The Bad Vibes Club - Feeling Bad
The Bad Vibes Club is a forum for research into negative states, started by the artist Matthew de Kersaint Giraudeau. As part of their current research into resentment, necropolitics and other negative political states, The Bad Vibes Club presents ‘Feeling Bad’, a day and evening of workshops and performances.
Join The Bad Vibes Club for a day of workshops by Matthew de Kersaint Giraudeau, Sophie Mallet and Hamish MacPherson. We’ll stretch out our resentment, make some bad decisions and move with our clumsiness.
In the evening, Feeling Bad gets performative with new live works by all three artists.

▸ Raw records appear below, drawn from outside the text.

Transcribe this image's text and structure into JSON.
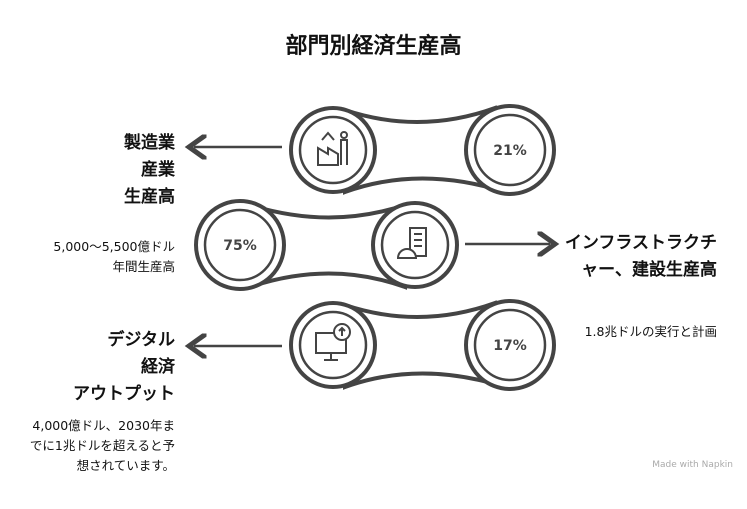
{
  "title": "部門別経済生産高",
  "sectors": [
    {
      "heading": [
        "製造業",
        "産業",
        "生産高"
      ],
      "description": "",
      "percent": "21%",
      "icon": "factory-icon"
    },
    {
      "heading": [
        "インフラストラクチ",
        "ャー、建設生産高"
      ],
      "description": [
        "5,000〜5,500億ドル",
        "年間生産高"
      ],
      "percent": "75%",
      "icon": "construction-icon"
    },
    {
      "heading": [
        "デジタル",
        "経済",
        "アウトプット"
      ],
      "description": [
        "4,000億ドル、2030年ま",
        "でに1兆ドルを超えると予",
        "想されています。"
      ],
      "percent": "17%",
      "icon": "digital-monitor-icon"
    }
  ],
  "infra_note": "1.8兆ドルの実行と計画",
  "watermark": "Made with Napkin"
}
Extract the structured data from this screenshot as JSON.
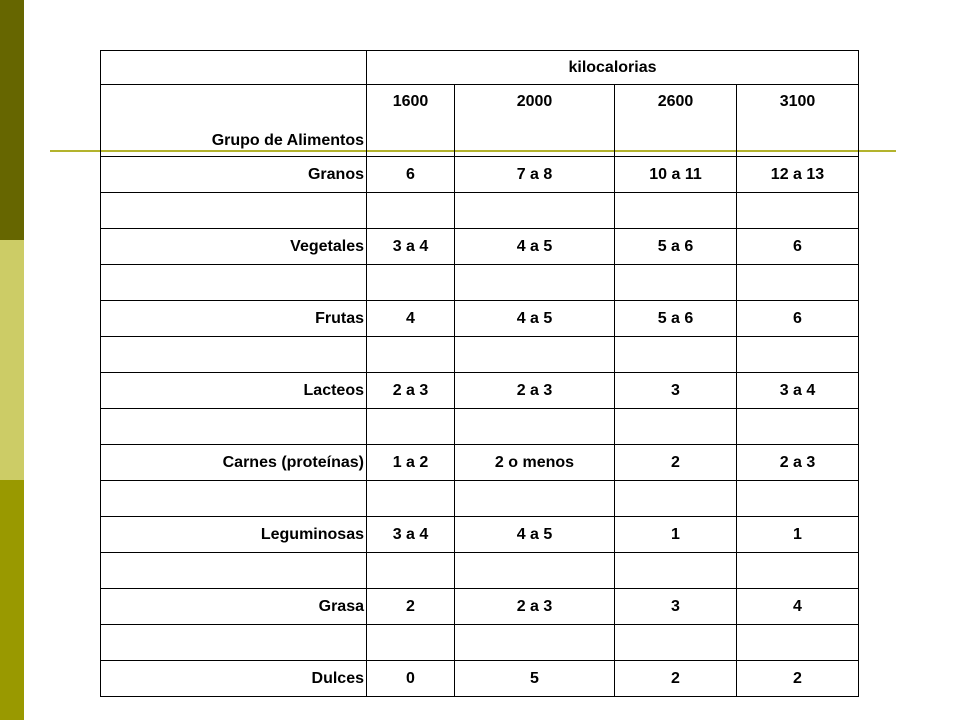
{
  "table": {
    "group_header": "kilocalorias",
    "row_header": "Grupo de Alimentos",
    "columns": [
      "1600",
      "2000",
      "2600",
      "3100"
    ],
    "rows": [
      {
        "name": "Granos",
        "values": [
          "6",
          "7 a 8",
          "10 a 11",
          "12 a 13"
        ]
      },
      {
        "name": "Vegetales",
        "values": [
          "3 a 4",
          "4 a 5",
          "5 a 6",
          "6"
        ]
      },
      {
        "name": "Frutas",
        "values": [
          "4",
          "4 a 5",
          "5 a 6",
          "6"
        ]
      },
      {
        "name": "Lacteos",
        "values": [
          "2 a 3",
          "2 a 3",
          "3",
          "3 a 4"
        ]
      },
      {
        "name": "Carnes (proteínas)",
        "values": [
          "1 a 2",
          "2 o menos",
          "2",
          "2 a 3"
        ]
      },
      {
        "name": "Leguminosas",
        "values": [
          "3 a 4",
          "4 a 5",
          "1",
          "1"
        ]
      },
      {
        "name": "Grasa",
        "values": [
          "2",
          "2 a 3",
          "3",
          "4"
        ]
      },
      {
        "name": "Dulces",
        "values": [
          "0",
          "5",
          "2",
          "2"
        ]
      }
    ]
  },
  "theme": {
    "bar_dark": "#666600",
    "bar_light": "#cccc66",
    "bar_mid": "#999900",
    "rule": "#b3b32d"
  }
}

The event is free but booking is essential: info@cca-derry-londonderry.org.
Daytime – Workshops
Yoga and Reading Out-Loud
Matthew de Kersaint Giraudeau leads a short YouTube yoga session, followed by a reading out-loud group, reading a text on resentment by Michael Ure. Bring comfortable clothes for yoga, and a mat if you have one.
Bad Moves
Bad Moves is somatic-based movement class related to Hamish MacPherson’s Doomsday is Just Not Coming performance in the evening. Participants will try to indulge in decrepitude, clumsiness and other unwelcomed movement. Bring comfortable or uncomfortable clothes.
Would you Rather with Sophie Mallett
Would you Rather is a game where the player is forced to choose between two compromised scenarios, neither ideal. Artist Sophie Mallett facilitates a reworked version of the game, along with a discussion to explore compromise and complicity.
Evening – Performances
Fire
A performance by Matthew de Kersaint Giraudeau with golf putting and sound, talking through the physical, emotional and aesthetic significance of fire as an instrument of power and politics.
National Anthems
In this performative talk, artist Sophie Mallett offers an insight into her ongoing research around borders, surveillance and sounds – specifically, national anthems. The work navigates a topography of competing technologies that define and confine territories, exploring the politics of control embedded in technologies of sound production and transmission.
Doomsday is Just Not Coming
Hamish MacPherson leads a guided meditation on bitterness, mediocrity and inertness. The performance provides a chance to journey through past aggravation you can’t forget, and future revenge that never seems to arrive.
Times:
Matthew de Kersaint Giraudeau creates sculptures, drawings, performances and films. His work addresses abject materials, negative affective states, and the ambiguities of language and objects. He runs Radio Anti with Ross Jardine, and collaborates with Ben Jeans Houghton as the ARKA group. He founded The Bad Vibes Club, which is a forum for research into negative states that organises events and commissions artists to make new work. More information about The Bad Vibes Club can be found on their official website – http://badvibesclub.co.uk/
Sophie Mallett is a London-based artist. Her practice is concerned with forms of belonging and exclusion and how these manifest through national borders, capital and migration. Through music, radio, video and installation she pursues a practice focused on how sounds intersect with affect, politics and value, concentrating on the connections between sound, music, history and place. Educated at London College of Communication, Open School East and Conservatorium of Music, University of Sydney, Mallett’s practice is both interdisciplinary and collaborative, with a reflexive emphasis on how individuals work together.
Hamish MacPherson is a London-based artist who uses ideas and methods from choreography and dance to think about politics. He makes workshops, non-digital games, performances, writings, images and other things in artistic, academic and community contexts. His works tends to be clusters of many smaller things rather than working up to something like a big show. Current projects include THIS MOVEMENT, using lots of different methods to look at how we (everyone) use our bodies to make politics and Configuration (Hard Care), looking at care as an aesthetic, choreographic and political practice. His work somehow reflects his positions as a white European, able-bodied, heterosexual cismale.